Projet intergénérationnel
Le dernier projet parvenu à notre connaissance joue à fond la carte intergénérationnelle. Il est mené par l'Avivo – association de défense des retraités – en partenariat avec le Groupe de liaison genevois des associations de jeunesse (GLAJ-GE) et La Tragédie, une association de jeunes à but non lucratif. Le but de cette dernière? Permettre à la population de développer des rapports inédits aux savoirs partagés.
Intitulé «La Comédie des âges», ce projet est, selon les mots de l'un de ses promoteurs, «innovatif et totalement inédit. Si l'on veut que la solidarité existe entre les générations, encore faut-il des lieux où elle puisse se matérialiser. L'ancienne Comédie serait fantastique car c'est un bâtiment ouvert sur la cité.»
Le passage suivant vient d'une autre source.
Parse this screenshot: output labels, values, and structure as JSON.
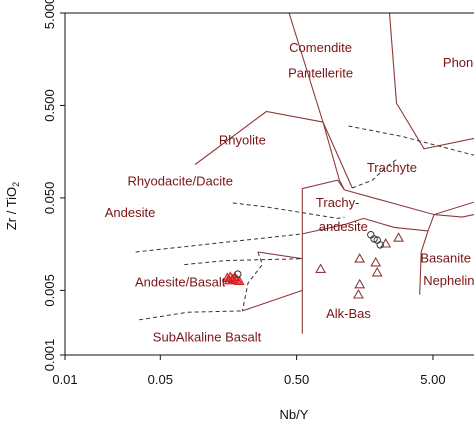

Destin artistique ou socioculturel pour cette diva centenaire encore tellement désirable? Telle est la question. Le jury a le printemps pour décider. Il est composé de Félicien Mazzola (collaborateur personnel de Sami Kanaan), Natacha Roos (ancienne cheffe du Service de la culture de Fribourg), Sophie Buchs (directrice de Caritas), Oumar Touré Franzen (président du lieu de culture et galerie The Spot), Claude Dupanloud (ancien secrétaire général de la FASe) et Manuel Tornare (ancien maire de Genève). Certitude: la doyenne du boulevard des Philosophes rejouera bientôt les premiers rôles.